Cilia (sing.: cilium) and flagella (sing.: flagellum) are hair-like outgrowths of the cell membrane. Cilia are small structures which work like oars, causing the movement of either the cell or the surrounding fluid. Flagella are comparatively longer and responsible for cell movement. The prokaryotic bacteria also possess flagella but these are structurally different from that of the eukaryotic flagella.
Cilia work like propellers, generating movement through rotational motion of the ciliary axoneme.

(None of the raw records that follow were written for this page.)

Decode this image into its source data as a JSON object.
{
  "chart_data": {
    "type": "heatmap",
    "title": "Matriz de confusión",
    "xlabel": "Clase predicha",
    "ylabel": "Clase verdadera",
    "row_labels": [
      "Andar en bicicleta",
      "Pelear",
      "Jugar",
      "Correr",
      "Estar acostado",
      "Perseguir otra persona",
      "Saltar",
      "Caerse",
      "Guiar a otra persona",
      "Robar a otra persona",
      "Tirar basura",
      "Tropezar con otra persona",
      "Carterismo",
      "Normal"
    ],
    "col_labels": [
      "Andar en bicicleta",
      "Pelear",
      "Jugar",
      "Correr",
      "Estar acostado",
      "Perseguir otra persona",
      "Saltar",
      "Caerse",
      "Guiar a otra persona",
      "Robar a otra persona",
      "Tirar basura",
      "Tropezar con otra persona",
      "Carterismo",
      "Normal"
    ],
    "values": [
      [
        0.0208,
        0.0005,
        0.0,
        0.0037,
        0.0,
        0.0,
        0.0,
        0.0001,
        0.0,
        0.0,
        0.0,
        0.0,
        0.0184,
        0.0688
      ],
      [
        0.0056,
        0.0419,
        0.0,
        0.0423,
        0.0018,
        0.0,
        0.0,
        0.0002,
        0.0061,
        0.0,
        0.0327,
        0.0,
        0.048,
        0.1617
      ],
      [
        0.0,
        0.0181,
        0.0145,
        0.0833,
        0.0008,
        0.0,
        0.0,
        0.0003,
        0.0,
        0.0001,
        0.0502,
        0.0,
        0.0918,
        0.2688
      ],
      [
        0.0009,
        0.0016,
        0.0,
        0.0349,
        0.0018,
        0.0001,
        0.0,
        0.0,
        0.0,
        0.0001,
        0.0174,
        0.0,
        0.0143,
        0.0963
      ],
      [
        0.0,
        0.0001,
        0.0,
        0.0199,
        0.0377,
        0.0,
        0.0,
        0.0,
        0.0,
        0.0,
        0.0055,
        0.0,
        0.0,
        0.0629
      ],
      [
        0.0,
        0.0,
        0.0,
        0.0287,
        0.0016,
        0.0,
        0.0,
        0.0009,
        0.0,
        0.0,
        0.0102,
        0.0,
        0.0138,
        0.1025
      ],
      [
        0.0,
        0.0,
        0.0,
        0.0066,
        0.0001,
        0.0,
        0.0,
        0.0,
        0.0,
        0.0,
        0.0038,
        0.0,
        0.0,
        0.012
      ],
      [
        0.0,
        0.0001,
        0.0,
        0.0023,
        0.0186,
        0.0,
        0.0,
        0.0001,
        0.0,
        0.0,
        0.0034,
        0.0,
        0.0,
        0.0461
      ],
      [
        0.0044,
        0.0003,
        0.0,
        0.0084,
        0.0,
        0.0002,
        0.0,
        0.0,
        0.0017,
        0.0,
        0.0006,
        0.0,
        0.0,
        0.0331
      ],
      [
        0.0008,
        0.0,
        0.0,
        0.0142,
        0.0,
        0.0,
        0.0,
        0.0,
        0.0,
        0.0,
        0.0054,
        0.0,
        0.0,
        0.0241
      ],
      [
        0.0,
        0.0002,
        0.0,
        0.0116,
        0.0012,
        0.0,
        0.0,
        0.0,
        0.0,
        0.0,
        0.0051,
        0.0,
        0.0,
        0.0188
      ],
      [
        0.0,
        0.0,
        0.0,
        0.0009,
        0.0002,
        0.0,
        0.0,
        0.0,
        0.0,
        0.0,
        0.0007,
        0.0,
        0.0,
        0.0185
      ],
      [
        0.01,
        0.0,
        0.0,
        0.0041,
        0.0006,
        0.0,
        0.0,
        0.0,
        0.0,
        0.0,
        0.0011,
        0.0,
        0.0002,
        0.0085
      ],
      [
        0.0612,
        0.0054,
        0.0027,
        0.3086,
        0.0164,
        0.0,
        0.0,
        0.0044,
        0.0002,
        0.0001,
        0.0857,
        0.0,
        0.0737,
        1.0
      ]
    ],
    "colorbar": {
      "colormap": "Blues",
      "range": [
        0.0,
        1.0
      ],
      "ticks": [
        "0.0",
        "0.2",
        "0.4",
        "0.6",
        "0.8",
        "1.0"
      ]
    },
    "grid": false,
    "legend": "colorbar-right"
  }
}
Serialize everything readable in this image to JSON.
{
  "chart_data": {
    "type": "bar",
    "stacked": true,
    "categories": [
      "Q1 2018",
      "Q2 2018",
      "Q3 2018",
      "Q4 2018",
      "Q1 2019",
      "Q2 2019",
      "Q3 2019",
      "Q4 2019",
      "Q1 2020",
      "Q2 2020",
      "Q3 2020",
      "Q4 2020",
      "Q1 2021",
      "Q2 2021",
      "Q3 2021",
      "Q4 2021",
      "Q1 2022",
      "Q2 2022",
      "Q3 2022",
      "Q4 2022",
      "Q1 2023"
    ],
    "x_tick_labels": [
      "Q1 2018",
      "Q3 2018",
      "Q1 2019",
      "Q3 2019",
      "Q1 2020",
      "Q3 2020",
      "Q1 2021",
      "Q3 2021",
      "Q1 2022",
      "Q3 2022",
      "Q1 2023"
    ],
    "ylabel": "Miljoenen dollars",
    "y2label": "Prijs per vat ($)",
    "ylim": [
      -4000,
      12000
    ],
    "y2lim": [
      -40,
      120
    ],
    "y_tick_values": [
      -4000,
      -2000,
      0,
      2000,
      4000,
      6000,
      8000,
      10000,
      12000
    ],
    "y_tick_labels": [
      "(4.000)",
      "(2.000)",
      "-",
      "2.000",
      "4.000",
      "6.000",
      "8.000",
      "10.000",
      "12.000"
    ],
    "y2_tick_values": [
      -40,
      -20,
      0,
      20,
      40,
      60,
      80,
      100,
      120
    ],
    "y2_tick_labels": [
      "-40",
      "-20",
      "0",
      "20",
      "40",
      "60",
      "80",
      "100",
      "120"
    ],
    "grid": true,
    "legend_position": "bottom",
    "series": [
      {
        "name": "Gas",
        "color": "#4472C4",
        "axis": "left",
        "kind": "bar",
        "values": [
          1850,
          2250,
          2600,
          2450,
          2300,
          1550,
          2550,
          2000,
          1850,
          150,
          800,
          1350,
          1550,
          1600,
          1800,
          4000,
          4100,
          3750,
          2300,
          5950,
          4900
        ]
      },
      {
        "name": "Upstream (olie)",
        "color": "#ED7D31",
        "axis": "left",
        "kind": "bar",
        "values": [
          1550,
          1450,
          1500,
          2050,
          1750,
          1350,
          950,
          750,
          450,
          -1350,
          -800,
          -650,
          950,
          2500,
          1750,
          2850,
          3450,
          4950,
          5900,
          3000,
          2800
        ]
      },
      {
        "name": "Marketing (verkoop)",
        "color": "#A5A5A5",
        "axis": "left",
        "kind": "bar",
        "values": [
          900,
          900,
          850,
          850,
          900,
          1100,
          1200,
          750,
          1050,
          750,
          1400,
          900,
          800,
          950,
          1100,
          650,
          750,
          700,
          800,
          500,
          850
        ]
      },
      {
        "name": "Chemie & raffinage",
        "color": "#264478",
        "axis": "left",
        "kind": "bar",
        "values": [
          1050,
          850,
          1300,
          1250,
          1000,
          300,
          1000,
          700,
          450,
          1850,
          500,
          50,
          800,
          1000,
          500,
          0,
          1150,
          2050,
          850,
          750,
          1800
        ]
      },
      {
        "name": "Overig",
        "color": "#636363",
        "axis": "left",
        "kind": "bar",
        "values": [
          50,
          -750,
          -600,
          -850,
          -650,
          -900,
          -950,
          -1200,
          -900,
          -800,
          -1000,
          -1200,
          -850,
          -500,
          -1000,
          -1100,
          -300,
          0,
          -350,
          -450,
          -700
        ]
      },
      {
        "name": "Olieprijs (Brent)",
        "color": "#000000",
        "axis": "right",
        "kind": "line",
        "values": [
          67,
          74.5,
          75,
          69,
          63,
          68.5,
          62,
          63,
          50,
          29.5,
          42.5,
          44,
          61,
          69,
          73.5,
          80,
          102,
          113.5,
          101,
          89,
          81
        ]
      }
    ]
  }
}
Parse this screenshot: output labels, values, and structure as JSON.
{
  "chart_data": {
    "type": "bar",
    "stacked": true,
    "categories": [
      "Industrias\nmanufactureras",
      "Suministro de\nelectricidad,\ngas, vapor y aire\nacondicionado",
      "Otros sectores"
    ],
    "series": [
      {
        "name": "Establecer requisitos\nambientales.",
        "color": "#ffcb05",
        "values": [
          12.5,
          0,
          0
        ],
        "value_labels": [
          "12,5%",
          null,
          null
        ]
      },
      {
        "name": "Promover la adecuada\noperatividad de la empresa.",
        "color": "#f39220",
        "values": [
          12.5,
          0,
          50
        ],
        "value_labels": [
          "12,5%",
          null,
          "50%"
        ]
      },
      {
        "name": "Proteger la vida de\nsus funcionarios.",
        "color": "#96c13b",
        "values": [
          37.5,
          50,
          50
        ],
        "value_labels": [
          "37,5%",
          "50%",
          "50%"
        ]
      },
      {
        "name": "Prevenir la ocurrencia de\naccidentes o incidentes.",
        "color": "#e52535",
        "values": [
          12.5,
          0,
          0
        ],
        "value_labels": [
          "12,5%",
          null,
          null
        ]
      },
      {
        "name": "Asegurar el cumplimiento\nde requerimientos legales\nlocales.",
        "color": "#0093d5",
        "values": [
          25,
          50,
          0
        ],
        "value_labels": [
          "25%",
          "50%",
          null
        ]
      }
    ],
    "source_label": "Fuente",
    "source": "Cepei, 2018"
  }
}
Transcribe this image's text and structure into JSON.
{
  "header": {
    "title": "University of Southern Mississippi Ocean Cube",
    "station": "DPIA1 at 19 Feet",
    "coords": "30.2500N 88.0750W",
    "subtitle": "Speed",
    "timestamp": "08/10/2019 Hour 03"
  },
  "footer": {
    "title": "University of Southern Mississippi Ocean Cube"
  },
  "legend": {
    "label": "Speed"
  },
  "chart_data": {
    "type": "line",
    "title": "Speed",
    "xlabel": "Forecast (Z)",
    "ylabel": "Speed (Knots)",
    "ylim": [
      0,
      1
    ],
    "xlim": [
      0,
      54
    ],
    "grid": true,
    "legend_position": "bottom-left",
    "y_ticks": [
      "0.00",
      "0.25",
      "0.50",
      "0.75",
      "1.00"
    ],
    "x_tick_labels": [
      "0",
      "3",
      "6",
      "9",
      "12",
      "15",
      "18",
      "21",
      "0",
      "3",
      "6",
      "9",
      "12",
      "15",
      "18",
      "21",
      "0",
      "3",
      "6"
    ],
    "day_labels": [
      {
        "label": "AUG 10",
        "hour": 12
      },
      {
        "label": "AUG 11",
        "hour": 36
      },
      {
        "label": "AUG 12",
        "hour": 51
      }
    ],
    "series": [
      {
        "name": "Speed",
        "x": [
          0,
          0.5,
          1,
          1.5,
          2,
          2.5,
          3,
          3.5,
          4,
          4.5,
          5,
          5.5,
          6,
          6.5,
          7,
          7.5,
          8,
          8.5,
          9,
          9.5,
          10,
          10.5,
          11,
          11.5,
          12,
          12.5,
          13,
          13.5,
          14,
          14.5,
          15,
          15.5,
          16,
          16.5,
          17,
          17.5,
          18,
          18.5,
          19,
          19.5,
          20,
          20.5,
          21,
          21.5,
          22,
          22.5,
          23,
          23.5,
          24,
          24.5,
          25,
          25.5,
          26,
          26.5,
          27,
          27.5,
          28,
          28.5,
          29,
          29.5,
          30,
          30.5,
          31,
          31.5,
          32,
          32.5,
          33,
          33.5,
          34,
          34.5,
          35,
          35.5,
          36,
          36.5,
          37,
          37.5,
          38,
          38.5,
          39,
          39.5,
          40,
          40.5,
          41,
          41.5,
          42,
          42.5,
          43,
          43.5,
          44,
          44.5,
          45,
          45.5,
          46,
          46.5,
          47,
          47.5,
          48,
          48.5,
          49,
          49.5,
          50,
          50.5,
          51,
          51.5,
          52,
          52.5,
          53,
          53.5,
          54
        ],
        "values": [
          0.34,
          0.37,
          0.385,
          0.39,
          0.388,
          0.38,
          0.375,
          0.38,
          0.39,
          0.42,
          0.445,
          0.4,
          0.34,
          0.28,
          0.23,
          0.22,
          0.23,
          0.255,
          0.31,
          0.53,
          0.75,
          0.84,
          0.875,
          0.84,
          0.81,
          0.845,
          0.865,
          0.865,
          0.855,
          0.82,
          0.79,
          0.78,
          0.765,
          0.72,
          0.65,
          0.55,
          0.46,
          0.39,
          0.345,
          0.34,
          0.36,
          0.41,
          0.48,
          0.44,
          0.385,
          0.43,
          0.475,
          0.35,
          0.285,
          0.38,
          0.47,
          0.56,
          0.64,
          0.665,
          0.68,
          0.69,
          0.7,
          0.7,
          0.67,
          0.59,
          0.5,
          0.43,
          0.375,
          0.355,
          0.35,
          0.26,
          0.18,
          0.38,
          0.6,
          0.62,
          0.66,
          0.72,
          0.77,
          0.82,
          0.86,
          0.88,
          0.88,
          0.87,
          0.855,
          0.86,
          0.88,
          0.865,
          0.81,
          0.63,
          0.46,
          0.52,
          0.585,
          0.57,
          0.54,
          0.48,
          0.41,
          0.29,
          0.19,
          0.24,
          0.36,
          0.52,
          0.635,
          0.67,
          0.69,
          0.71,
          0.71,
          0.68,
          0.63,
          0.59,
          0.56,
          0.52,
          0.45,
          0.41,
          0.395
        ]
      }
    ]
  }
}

Cilia work like OARS (NCERT exact) — beating/bending motion driven by ATP-powered sliding of microtubule doublets. Propeller-like rotation describes BACTERIAL flagella, not cilia.
Cilia = OARS (beating, NCERT). Bacterial flagella = PROPELLER (rotational). Eukaryotic flagella = beat (like long cilia). Cilia short and many; flagella long and few.
Assertion (A): Cilia enable cellular movement and fluid movement around cells. Reason (R): Cilia work like propellers through rotational motion to generate movement.
Correct answer: C — Assertion is true but reason is false.
Assertion TRUE: NCERT explicitly states cilia cause 'movement of either the cell or the surrounding fluid'. Reason FALSE: NCERT describes cilia as working 'like OARS' (oar-like beating motion), NOT like propellers (rotational motion). The propeller/rotational description fits BACTERIAL flagella, which are motor-driven rotational structures. Eukaryotic cilia use ATP-driven sliding of microtubule doublets to generate a bending beat. Answer: A true, R false → C.